The real potential power of the Market isn’t just in creating “place” in an older community.  It’s also in the creation of an economic engine that doesn’t require a technical background for residents to make, grow or sell items to the public.  The trick, as is often the case when you have a Market where the eggs cost $6/dozen, is creating something that benefits San Diego without involuntarily displacing people who live in the neighborhood.  If neighbors choose to sell their homes as values rise, that is their right.  But for those in rental markets, the issue of keeping available and affordable rental homes is an extremely challenging one.  We can’t–and shouldn’t–force private property owners not to prosper as their property values rise.  As the neighborhood gets more attractive to more people, scarcity is likely to drive rental prices up.  Smarter people than I are trying to find creative ways to minimize these impacts on poor and working class families, but it’s something for which I hope there is a good solution.  A couple interesting potential solutions involve the city purchasing property that it chooses to subsidize or finding a way to capture some of the value of new public infrastructure improvements on the surrounding properties.

I found a variety of fresh vegetables and nuts and had a pleasant conversation with Gemma, the owner of this farm.

The banner of a first generation farmer in San Diego County…very friendly and helpful. Also very good freshly squeezed O.J.

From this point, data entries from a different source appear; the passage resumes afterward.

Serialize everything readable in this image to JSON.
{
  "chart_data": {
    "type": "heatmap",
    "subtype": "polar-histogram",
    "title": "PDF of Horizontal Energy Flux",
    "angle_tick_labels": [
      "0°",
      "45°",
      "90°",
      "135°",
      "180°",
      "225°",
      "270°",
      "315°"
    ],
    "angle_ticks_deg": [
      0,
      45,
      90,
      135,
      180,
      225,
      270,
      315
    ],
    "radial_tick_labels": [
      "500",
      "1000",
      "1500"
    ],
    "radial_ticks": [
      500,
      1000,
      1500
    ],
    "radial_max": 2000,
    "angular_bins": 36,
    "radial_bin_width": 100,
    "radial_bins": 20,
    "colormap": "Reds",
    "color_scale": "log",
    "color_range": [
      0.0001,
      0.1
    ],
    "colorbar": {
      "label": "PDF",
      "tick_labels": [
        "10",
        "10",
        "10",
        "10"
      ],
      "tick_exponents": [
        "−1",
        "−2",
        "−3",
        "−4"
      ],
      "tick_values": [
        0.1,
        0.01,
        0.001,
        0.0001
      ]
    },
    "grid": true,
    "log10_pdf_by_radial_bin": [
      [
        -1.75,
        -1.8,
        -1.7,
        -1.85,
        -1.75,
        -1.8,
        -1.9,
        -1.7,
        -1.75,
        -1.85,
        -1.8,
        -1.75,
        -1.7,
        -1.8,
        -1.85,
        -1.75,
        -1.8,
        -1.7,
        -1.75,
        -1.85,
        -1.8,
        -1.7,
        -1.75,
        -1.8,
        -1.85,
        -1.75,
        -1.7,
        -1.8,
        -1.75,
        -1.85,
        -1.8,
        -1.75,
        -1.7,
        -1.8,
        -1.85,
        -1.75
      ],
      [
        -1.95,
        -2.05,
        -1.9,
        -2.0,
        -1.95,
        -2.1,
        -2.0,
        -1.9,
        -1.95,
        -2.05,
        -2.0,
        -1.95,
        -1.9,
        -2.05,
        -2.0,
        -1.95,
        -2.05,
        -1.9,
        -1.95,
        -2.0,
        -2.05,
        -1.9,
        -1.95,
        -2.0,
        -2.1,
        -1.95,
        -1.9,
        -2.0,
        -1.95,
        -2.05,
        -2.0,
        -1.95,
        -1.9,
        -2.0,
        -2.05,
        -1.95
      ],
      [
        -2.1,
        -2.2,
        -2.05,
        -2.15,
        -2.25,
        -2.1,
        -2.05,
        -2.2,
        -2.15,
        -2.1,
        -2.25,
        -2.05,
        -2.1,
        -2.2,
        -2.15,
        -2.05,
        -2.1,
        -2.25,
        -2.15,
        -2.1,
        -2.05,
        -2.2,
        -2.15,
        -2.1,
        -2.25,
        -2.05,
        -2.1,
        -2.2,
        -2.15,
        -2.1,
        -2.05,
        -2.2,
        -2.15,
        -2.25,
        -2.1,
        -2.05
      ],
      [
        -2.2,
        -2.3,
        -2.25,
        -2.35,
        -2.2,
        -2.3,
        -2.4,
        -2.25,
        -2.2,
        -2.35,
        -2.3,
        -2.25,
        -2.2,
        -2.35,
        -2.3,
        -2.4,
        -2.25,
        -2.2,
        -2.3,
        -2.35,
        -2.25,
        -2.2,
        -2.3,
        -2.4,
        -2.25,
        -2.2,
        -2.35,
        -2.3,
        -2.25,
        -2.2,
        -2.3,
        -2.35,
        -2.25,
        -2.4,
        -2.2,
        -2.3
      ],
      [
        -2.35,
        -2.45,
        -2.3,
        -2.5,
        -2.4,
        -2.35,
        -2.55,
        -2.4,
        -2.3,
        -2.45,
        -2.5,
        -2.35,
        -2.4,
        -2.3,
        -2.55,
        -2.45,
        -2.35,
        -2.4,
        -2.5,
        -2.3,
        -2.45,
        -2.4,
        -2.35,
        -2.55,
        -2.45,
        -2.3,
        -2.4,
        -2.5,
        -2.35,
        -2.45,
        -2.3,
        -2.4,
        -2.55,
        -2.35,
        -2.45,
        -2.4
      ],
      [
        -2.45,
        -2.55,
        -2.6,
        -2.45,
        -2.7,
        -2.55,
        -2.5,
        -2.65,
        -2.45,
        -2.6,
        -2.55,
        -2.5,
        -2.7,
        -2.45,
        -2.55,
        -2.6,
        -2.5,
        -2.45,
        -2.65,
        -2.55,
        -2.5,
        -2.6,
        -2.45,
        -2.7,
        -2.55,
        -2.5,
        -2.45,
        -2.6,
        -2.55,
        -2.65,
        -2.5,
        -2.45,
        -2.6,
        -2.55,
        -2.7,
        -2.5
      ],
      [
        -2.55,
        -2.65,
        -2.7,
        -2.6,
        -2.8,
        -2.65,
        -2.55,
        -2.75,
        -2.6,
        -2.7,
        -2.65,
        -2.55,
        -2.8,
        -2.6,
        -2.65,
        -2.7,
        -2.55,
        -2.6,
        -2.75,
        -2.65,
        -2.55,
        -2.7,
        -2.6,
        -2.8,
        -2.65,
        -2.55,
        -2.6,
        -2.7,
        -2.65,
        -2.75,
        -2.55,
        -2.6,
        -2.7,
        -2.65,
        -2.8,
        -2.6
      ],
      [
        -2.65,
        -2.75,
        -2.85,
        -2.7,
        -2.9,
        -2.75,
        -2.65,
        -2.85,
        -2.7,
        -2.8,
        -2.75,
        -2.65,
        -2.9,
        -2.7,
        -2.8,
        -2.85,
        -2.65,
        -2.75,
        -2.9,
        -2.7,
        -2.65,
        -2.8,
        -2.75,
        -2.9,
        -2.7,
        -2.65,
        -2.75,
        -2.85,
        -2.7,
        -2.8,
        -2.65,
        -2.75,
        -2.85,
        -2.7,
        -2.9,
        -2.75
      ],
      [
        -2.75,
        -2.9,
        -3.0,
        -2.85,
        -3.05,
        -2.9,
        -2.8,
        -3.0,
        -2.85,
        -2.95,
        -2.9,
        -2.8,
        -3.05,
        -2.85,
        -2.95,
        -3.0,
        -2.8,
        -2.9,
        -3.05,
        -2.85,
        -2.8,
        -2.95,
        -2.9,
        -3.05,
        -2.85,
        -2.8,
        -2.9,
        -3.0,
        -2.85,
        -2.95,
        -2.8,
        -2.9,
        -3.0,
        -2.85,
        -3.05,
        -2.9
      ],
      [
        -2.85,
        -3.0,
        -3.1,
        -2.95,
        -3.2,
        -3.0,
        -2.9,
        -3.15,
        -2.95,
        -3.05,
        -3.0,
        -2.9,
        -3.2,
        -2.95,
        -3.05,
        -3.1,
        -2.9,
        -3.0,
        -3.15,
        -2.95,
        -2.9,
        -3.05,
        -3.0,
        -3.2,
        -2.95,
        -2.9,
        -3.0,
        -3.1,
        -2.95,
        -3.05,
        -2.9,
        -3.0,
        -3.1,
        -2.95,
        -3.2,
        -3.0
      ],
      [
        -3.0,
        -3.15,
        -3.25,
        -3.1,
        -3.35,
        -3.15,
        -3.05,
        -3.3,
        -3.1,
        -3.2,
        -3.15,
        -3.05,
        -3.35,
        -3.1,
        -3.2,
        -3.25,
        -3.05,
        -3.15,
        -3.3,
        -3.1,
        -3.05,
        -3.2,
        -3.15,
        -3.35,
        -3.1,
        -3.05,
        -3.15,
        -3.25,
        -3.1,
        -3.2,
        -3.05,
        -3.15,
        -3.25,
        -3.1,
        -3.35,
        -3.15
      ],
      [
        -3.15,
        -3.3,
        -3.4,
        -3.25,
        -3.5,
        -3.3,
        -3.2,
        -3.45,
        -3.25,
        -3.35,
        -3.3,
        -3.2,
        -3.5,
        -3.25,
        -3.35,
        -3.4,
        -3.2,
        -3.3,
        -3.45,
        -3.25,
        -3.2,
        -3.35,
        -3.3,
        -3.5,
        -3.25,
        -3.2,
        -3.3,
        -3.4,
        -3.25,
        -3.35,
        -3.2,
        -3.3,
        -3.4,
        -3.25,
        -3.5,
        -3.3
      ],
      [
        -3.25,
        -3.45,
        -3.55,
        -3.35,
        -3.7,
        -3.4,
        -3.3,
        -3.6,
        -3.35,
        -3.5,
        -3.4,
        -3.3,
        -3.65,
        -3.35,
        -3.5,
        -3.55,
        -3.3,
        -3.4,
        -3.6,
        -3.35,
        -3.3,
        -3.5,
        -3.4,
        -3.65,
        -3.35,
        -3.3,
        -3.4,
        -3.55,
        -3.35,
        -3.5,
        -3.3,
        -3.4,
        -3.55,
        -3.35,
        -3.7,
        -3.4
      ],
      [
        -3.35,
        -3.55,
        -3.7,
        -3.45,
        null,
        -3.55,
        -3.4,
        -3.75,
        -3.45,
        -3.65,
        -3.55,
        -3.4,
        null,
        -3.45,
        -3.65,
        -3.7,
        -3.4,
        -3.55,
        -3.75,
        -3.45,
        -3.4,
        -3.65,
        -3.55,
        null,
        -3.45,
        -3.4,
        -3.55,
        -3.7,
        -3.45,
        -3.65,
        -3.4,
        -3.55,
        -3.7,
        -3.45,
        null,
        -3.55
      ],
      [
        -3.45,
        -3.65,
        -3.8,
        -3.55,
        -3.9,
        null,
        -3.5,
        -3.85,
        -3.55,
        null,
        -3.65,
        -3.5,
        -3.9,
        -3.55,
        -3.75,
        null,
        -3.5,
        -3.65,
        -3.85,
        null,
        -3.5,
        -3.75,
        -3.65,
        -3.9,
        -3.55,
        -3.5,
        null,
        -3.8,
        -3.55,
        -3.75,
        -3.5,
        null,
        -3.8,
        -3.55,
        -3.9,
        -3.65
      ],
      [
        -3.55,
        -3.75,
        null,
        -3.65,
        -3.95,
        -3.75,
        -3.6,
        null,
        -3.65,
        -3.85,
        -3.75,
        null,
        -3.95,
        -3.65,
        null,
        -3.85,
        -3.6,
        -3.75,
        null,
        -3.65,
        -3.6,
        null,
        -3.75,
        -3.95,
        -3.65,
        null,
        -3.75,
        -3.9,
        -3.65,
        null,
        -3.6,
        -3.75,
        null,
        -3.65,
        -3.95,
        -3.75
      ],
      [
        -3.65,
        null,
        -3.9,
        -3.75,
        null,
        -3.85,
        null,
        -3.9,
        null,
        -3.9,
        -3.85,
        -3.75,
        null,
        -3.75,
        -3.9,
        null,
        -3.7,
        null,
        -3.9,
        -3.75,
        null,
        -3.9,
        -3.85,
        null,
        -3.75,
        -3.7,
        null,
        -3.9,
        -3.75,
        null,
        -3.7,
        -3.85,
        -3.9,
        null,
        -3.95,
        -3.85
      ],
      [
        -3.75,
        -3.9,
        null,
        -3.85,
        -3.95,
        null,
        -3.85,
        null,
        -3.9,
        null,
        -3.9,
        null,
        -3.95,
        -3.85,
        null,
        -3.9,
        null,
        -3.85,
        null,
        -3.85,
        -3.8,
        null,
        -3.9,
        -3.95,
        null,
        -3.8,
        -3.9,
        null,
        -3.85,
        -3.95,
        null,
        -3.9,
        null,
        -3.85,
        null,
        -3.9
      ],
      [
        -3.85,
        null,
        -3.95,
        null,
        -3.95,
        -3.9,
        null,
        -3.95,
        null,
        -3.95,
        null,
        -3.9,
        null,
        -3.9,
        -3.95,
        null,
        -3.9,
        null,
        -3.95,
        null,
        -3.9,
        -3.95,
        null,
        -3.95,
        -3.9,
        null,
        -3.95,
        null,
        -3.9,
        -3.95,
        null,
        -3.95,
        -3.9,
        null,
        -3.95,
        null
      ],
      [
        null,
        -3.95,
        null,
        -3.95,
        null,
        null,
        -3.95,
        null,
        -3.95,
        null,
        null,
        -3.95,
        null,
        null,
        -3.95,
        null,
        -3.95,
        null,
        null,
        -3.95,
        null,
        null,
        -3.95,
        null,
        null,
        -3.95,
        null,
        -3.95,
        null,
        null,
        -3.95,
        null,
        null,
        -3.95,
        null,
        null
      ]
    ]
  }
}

The above photo is from Paradise Valley Ranch.  Gemma and her husband Dennie were great and helpful.  They have plans to create evening experiences where groups can go out and enjoy the farm and have a nice big meal.  Sounds like a grand time, actually.  Oh, and when I say they had great orange juice, Dennie was literally squeezing it as we spoke. Nice. Another cool item I stumbled on was an East African woman who set up a food truck for her catering business, which shows the promise of this type of venue.  Another part of the promise of the Market is it’s proximity to downtown.  If our city leaders can focus improved land use designations that foster walkability and consistency, there is an increased chance that developers will put in the type of projects that will make the Market a destination for downtown visitors as well as a gateway to the growing arts scene in Barrio Logan.  This type of vision wouldn’t be possible without people like Catt White and Dale Steele, the founders.  And it will only flourish if our city takes seriously the opportunity to make economic and land use decisions that allow more San Diegans to benefit within the local economy.  Thanks for reading, have you visited yet?